This year’s recalculation means that families could receive an additional $440 per child under 6, and $372 per child aged 6 to 17, compared to the 2022–23 period.
“For the 2023–24 benefit year, families most in need can receive up to $7,437 per child under the age of 6 and $6,275 per child aged 6 through 17,” the government stated in a news release issued by Employment and Social Development Canada. “This represents an increase of 6.3% from the previous year.”
What is the CCB?
The Canada Child Benefit is a non-taxable monthly payment the CRA sends to eligible families with kids under age 18. It’s intended to help low-income and middle-income families cover child-rearing expenses. The CCB was introduced in 2016, and it has been indexed to inflation since 2018.
“The Canada Child Benefit is meant to indirectly help cover the costs of raising a family for parents whose incomes are below the applicable thresholds,” says Jason Heath, Certified Financial Planner at Objective Financial Partners Inc. in Toronto, and MoneySense columnist. “The more kids you have, the higher your benefit entitlement, and the higher the income means-testing limit will be for you.
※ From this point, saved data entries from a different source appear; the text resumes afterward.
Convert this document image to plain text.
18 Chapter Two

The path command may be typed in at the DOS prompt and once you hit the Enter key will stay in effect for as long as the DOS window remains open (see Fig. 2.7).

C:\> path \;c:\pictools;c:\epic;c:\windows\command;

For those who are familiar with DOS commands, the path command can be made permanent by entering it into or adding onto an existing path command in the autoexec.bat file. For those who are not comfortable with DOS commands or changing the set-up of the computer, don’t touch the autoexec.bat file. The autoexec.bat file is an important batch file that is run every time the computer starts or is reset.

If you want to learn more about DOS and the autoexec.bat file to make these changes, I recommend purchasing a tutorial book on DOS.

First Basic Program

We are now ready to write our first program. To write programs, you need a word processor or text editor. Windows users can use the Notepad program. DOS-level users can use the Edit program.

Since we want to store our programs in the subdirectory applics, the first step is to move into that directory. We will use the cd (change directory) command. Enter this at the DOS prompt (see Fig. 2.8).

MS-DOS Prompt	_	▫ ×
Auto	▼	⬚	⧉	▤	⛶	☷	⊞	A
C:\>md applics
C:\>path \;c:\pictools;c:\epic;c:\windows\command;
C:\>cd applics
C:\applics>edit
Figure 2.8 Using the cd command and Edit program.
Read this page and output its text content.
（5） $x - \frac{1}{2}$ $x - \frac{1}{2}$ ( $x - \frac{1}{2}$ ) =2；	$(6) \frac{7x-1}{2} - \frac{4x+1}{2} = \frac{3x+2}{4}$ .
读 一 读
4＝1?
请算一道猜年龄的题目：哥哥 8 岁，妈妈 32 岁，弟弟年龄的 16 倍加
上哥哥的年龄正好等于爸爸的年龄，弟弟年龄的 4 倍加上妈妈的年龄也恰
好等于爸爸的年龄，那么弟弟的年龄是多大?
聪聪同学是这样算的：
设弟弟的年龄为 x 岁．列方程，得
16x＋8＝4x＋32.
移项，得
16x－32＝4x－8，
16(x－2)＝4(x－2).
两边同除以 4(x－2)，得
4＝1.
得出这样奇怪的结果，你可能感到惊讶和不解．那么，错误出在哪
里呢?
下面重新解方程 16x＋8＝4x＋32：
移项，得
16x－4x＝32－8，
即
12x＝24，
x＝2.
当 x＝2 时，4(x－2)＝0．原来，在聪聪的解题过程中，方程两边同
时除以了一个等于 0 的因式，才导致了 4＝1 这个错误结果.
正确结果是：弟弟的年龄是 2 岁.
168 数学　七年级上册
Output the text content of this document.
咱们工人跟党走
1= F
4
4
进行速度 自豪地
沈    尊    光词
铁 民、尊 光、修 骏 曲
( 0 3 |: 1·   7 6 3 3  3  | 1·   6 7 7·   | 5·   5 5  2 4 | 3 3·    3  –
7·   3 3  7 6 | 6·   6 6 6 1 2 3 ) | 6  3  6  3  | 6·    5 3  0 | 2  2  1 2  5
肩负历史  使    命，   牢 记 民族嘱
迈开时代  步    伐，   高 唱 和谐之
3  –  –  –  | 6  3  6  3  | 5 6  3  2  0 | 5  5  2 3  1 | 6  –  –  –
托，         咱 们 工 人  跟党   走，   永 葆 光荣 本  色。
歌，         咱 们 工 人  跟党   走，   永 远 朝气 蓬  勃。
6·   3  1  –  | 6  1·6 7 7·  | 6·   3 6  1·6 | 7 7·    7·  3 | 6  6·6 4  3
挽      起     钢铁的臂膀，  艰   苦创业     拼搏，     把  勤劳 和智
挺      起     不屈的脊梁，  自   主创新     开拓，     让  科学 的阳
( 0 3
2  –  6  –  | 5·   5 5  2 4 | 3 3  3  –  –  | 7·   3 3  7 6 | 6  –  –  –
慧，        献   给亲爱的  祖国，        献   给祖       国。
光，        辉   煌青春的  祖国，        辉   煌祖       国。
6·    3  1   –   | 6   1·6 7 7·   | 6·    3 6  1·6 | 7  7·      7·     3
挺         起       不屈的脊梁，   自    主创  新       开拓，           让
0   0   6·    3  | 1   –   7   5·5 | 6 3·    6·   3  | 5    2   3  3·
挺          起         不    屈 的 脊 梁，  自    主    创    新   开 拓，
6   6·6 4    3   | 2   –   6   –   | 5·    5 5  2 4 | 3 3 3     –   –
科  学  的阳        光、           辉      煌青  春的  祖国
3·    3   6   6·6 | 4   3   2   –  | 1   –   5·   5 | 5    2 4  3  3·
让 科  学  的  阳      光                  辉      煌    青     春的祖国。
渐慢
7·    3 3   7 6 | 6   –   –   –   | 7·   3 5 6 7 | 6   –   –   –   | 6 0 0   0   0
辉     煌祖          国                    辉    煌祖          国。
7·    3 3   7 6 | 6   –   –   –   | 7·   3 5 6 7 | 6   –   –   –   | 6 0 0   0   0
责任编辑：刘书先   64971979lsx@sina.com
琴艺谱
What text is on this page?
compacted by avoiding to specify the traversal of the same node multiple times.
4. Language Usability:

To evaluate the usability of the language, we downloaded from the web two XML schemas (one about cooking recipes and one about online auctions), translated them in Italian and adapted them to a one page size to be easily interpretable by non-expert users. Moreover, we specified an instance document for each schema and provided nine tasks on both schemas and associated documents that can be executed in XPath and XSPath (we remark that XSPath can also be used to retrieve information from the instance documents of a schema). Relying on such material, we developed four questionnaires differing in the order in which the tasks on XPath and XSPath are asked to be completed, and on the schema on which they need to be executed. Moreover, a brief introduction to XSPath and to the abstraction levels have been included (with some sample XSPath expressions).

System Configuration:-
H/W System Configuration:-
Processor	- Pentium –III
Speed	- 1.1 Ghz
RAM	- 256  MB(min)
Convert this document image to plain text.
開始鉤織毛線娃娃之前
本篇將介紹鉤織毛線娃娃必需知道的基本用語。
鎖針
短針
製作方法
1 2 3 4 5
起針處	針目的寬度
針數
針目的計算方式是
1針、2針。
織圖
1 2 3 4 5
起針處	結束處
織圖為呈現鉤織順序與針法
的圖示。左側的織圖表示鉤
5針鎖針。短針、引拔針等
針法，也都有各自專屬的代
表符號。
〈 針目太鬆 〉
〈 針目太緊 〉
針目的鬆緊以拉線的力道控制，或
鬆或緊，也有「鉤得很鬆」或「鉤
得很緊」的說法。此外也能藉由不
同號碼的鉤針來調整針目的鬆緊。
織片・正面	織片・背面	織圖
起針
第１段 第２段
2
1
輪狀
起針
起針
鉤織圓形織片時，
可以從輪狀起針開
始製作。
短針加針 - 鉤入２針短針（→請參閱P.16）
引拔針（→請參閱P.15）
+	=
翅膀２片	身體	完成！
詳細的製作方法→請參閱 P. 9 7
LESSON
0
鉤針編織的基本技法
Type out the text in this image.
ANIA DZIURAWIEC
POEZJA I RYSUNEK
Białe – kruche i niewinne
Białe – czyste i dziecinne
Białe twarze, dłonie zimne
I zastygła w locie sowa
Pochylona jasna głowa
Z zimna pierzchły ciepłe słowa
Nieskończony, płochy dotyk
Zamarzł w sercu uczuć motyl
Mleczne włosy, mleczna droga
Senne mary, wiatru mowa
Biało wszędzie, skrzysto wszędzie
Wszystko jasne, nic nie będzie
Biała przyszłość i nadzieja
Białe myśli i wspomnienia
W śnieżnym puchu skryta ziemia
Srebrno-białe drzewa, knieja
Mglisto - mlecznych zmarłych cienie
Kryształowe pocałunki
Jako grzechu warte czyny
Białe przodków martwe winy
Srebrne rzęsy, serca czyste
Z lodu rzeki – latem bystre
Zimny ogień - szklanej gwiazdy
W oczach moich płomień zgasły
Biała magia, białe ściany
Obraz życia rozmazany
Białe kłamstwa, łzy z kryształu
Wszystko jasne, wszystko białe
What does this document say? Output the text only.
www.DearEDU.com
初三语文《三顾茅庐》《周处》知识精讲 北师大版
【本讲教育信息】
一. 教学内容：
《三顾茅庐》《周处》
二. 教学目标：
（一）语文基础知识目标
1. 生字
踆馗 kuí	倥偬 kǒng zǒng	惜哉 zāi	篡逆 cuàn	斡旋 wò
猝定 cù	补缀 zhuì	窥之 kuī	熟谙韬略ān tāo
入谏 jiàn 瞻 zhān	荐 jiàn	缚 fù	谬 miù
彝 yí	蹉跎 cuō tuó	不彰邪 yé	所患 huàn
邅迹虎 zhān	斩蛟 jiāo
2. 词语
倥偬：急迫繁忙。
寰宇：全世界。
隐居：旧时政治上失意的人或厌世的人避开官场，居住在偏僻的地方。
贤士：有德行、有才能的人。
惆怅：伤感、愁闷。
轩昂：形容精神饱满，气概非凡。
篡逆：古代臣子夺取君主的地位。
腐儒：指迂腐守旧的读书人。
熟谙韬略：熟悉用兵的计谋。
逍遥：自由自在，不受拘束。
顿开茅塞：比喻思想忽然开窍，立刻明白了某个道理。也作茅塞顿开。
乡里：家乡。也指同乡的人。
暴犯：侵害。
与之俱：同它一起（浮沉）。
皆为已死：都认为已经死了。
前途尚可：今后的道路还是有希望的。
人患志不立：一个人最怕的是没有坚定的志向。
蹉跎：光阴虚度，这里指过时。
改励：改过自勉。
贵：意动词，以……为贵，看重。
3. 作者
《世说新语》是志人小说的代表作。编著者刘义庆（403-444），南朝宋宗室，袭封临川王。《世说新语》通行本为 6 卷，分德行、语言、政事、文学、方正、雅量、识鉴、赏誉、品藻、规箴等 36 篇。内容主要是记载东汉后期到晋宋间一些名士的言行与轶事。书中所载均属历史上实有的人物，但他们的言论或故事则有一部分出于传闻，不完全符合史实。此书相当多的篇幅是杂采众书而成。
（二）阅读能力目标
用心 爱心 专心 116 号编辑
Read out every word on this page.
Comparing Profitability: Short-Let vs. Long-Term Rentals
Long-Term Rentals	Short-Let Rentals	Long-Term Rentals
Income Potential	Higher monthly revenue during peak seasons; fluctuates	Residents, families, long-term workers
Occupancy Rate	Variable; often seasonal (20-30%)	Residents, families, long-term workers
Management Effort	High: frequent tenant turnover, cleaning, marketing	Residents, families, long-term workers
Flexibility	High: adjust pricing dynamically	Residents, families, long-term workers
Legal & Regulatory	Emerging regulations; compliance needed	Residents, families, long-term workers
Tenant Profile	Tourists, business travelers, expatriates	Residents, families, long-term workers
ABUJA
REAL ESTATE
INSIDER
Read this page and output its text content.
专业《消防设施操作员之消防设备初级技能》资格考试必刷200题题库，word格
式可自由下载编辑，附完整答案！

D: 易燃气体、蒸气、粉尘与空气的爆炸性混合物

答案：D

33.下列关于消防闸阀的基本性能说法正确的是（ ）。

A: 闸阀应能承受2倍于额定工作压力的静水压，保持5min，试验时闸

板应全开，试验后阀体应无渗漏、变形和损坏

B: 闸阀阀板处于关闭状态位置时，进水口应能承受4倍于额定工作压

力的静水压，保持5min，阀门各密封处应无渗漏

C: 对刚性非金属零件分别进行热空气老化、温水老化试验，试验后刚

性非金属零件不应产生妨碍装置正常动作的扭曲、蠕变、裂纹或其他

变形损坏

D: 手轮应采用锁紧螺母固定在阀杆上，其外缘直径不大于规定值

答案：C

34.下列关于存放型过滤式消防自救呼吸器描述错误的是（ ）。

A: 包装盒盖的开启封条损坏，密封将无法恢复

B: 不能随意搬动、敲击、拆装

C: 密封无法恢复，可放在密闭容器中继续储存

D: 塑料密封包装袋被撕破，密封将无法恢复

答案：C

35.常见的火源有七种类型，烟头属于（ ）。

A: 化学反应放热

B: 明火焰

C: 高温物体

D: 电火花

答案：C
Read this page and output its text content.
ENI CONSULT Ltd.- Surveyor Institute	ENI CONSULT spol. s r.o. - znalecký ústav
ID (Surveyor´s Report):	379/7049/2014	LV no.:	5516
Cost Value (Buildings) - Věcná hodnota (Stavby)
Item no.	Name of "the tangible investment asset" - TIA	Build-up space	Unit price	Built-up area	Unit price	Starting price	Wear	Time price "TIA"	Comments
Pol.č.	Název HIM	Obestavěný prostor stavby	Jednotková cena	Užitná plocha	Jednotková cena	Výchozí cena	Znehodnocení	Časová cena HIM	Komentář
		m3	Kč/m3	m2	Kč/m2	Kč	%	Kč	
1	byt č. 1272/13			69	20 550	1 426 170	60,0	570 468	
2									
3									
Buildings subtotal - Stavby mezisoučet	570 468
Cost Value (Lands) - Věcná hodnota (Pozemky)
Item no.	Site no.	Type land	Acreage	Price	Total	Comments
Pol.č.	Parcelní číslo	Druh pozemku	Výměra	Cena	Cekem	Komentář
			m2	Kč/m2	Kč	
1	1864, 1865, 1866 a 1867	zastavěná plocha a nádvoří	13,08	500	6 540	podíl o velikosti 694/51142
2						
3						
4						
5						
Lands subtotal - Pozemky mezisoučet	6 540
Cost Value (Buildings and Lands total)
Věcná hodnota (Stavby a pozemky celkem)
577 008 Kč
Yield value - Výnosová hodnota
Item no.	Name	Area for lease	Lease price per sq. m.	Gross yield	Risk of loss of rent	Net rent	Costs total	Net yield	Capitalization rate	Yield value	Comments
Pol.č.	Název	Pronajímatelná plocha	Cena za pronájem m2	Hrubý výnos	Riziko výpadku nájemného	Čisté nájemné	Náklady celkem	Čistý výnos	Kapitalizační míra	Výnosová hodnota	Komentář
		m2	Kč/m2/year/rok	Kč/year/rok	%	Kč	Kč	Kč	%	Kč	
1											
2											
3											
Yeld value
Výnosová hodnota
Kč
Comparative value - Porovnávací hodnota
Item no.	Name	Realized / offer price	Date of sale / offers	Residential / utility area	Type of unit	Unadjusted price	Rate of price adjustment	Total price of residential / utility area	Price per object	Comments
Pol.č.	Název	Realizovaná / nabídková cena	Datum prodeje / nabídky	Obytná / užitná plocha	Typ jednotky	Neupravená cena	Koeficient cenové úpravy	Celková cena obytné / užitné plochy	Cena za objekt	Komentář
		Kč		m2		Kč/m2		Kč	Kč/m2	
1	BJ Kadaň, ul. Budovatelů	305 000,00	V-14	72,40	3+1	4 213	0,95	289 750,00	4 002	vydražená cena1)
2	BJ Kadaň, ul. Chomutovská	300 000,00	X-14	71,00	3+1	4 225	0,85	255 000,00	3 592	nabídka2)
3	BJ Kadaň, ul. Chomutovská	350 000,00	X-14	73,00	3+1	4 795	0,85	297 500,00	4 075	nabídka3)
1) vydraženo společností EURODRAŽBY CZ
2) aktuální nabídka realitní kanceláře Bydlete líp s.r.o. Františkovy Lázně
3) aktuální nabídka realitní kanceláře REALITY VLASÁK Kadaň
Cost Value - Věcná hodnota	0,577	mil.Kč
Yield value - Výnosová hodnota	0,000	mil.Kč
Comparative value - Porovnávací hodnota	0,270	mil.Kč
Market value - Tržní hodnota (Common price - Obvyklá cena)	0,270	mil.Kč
Best of all, it is a tax-free benefit, so you do not report the income on your tax return.”
How much is the Canada Child Benefit?
For the period of July 2023 to June 2024, the maximum annual benefit per child under age 6 is $7,437 ($619.75 per month), and the maximum annual benefit for children aged 6 to 17 is $6,275 ($522.91 per month).
The total amount you’ll get for CCB payments depends on:
- The number of eligible children in your care
- Your children’s ages (kids under age 6 receive the CCB young child supplement)
- Your adjusted family net income
- Whether your children are eligible for the disability tax credit (DTC) (for the period of July 2023 to June 2024, families could receive up to $3,173 for each child who is eligible for the DTC)
If your adjusted family net income in 2022 was below $34,863, you will get the maximum amount for each child. Above $34,863, CCB payments gradually decrease with higher adjusted family net incomes. See sample calculations on the CRA website, and use the CRA’s CCB calculator to figure out how much you can receive.